Приехав домой, я не сразу осмелился рассказать о содеянном Мелек. Она приготовила турецкую пиццу лахмакун с бараниной и петрушкой, надела пыльно-оранжевое платье оттенка созревшей нантской моркови и даже поставила в поломанную рамку нашу совместную фотографию из Каппадокии, на которой у меня закрыт правый глаз. Я не смог сознаться ей наедине, поэтому пригласил в гости Хафиза и Эсен. Разместившись на террасе возле кустовой светло-салатной гортензии, напоминающей свежее дыхание почти прошедшего лета, я рассказал о существенных коренных изменениях в своей жизни. Эсен любила покер и, возможно, поэтому не изменилась в лице, или, вероятно, ей было абсолютно безразлично на меня и моё новое имя. Реакция Мелек была неоднозначно запоздалой: сначала она разозлилась и приуныла, однако несколько минут спустя превеликое облегчение уже сияло на её едва загорелом лице. Хафиз долго хранил молчание, уставившись в недвижимую точку на фасаде дома. Обычно он был таким, когда рушились намеченные им планы, но из-за врождённой зловещей загадочности предугадать движение его мысли казалось для меня невыполнимой миссией. Он стал кусать посиневшие губы и потирать мизинцами закрытые глаза. Затем он нервно встал и спросил:

– И зачем ты сделал это? Для чего тебе наш ислам? Хочешь, чтобы Аллах отпустил тебе все совершённые за двадцать шесть лет грехи?
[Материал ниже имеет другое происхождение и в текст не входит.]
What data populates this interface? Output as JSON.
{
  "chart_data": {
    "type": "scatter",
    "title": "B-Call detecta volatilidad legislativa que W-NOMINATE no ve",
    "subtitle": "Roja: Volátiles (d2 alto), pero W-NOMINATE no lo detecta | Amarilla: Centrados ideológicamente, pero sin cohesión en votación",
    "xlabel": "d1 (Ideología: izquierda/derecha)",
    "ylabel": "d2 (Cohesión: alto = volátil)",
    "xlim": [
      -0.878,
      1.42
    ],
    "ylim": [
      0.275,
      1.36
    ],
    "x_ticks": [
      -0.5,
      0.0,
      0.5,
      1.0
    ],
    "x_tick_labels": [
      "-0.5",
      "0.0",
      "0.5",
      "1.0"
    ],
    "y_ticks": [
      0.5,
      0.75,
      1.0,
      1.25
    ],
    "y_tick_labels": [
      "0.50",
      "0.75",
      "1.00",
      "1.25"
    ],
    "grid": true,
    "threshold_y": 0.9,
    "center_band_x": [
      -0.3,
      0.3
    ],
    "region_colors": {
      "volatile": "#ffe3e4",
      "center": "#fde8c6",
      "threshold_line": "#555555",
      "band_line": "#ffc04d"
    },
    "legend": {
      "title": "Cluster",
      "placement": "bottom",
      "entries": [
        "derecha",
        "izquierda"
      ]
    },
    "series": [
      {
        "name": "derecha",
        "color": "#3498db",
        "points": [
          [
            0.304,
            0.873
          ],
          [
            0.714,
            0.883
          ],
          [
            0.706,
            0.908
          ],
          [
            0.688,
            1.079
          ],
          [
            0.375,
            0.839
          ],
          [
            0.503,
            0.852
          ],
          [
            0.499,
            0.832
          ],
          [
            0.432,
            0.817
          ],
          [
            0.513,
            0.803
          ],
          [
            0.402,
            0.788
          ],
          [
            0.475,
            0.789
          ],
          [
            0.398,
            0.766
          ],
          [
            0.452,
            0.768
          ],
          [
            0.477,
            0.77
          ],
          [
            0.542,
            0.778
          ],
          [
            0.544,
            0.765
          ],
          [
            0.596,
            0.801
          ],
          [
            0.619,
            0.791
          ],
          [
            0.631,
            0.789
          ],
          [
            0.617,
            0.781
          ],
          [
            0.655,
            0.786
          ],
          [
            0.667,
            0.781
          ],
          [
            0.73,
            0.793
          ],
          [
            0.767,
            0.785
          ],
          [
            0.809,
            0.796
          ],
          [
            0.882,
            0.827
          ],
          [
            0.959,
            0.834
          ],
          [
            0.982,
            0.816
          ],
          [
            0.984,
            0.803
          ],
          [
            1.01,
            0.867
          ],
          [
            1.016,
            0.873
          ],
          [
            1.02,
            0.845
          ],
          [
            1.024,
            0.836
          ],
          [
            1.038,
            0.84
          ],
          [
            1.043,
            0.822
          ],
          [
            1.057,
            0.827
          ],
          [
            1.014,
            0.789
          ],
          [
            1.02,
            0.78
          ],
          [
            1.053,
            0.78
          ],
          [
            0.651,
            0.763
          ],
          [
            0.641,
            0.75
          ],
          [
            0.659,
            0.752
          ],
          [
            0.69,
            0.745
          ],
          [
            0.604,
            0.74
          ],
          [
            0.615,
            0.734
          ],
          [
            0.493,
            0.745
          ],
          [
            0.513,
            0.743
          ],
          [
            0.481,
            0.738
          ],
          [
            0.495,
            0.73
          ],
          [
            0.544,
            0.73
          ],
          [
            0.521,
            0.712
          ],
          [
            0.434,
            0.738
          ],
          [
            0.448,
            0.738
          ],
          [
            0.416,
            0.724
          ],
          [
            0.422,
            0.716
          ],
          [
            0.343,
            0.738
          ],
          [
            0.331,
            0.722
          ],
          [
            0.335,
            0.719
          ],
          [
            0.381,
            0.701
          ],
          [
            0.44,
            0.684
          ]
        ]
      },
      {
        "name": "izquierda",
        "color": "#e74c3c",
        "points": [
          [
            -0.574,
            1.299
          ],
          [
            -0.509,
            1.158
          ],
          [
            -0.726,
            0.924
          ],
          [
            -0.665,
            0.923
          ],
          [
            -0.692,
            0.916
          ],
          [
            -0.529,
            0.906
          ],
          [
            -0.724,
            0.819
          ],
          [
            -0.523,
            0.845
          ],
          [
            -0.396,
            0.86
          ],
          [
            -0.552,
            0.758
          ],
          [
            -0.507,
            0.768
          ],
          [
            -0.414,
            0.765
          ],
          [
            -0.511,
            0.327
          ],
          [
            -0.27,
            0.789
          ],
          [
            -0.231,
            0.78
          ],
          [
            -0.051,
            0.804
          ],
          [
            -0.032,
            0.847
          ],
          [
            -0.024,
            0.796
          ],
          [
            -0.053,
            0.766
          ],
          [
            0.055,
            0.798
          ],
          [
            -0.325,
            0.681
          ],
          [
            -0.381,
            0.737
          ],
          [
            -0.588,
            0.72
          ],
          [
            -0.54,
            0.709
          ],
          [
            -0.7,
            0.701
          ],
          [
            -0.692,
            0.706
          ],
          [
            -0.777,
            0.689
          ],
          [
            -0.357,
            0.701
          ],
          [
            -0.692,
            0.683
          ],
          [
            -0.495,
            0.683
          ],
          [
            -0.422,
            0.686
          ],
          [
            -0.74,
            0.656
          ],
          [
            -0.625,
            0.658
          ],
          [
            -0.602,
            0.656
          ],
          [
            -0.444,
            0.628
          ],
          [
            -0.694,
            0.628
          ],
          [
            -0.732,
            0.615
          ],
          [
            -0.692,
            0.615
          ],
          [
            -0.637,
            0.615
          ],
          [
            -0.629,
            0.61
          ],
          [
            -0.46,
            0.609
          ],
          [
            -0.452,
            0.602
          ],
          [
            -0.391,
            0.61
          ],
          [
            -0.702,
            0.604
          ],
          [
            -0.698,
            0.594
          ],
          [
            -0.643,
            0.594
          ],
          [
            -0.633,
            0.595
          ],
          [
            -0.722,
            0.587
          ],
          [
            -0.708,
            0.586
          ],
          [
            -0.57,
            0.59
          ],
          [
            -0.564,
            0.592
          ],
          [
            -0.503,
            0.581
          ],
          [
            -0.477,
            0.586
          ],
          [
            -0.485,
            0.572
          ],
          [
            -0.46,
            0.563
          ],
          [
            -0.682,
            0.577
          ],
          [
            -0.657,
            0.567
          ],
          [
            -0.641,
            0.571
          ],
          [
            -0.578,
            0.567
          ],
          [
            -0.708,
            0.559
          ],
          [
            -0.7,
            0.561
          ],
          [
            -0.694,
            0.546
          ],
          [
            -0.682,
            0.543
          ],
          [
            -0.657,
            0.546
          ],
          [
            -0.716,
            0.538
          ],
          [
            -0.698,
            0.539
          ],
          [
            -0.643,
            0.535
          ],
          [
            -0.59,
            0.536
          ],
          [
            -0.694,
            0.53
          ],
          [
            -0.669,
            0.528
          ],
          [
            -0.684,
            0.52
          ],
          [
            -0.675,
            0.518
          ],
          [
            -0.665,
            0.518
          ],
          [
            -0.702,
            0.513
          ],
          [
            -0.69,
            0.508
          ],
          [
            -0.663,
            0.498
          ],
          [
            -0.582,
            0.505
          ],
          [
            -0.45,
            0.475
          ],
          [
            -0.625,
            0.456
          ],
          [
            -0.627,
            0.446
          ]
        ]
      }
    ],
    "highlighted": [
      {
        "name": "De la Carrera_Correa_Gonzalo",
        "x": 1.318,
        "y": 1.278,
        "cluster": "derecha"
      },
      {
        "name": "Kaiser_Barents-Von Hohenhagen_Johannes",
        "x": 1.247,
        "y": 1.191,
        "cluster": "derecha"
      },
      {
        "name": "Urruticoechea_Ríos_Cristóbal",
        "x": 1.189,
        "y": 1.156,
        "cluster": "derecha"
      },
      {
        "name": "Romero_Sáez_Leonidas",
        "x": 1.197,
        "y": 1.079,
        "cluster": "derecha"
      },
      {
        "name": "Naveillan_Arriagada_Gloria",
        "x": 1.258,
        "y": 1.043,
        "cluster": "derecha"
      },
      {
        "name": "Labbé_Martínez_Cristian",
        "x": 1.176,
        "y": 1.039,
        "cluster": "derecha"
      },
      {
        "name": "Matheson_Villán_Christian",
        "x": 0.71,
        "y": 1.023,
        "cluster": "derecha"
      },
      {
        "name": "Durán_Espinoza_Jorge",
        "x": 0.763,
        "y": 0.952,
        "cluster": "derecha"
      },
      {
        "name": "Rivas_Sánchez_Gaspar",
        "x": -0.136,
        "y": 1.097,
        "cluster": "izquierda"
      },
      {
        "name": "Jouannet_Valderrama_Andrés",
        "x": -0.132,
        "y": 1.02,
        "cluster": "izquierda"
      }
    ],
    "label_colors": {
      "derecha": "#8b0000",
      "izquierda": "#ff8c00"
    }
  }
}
– Ислам не может быть чьим-то. Однако, почему я стал мусульманином, лишь моё дело, – коротко и наотрез ответил я.

– Павел, точнее Тахир, принял ислам ради меня и моей семьи. Из-за распространившихся непонятно от кого склизких сплетен родители отказались жить со мной, выбрав репутацию, а не родную дочь. Так что теперь мой дом здесь, рядом с ним, – вклинившись, перебила Мелек.

– А обрезание ты делать будешь, Тахир-джан? – с издёвкой спросила Эсен.

После интимного вопроса ядовитой сестры Хафиза я отправился за бутылкой Chablis в винный погреб, чтобы расщепить атомы напряжения в атмосфере. И, казалось, это удалось: все смеялись, рассказывая личные истории о семьях, работе, друзьях. Мелек грациозно порхала, мысленно вертясь в вихре беспечности. И я тихо радовался, что всё-таки увидел на её лице такую широкую искрящуюся улыбку. Тогда я, наконец, узнал, что такое счастливая женщина. Мне хотелось законсервировать этот миг, так как было понятно, что я не смогу дарить такую громадную порцию блаженства Мелек каждый день.

– Мелек, а чем занимаются твои родители? – с осторожностью поинтересовался Хафиз.

– Обычно я не люблю рассказывать о семье, но сегодня настолько замечательный день, что мысли о родителях не кажутся мне такими паническими. Моя мама, Серенай Кая, – известный акушер-гинеколог в Турции, благодаря которому появилось на свет около тысячи детей. А про отца Беркера я редко рассказываю, но у него крупнейшая строительная компания в Турции. Новый аэропорт, из которого мы вылетали, он построил. Ещё у меня есть брат, Метин Озтюрг, он архитектор, я никогда не говорю о нём в прошедшем времени.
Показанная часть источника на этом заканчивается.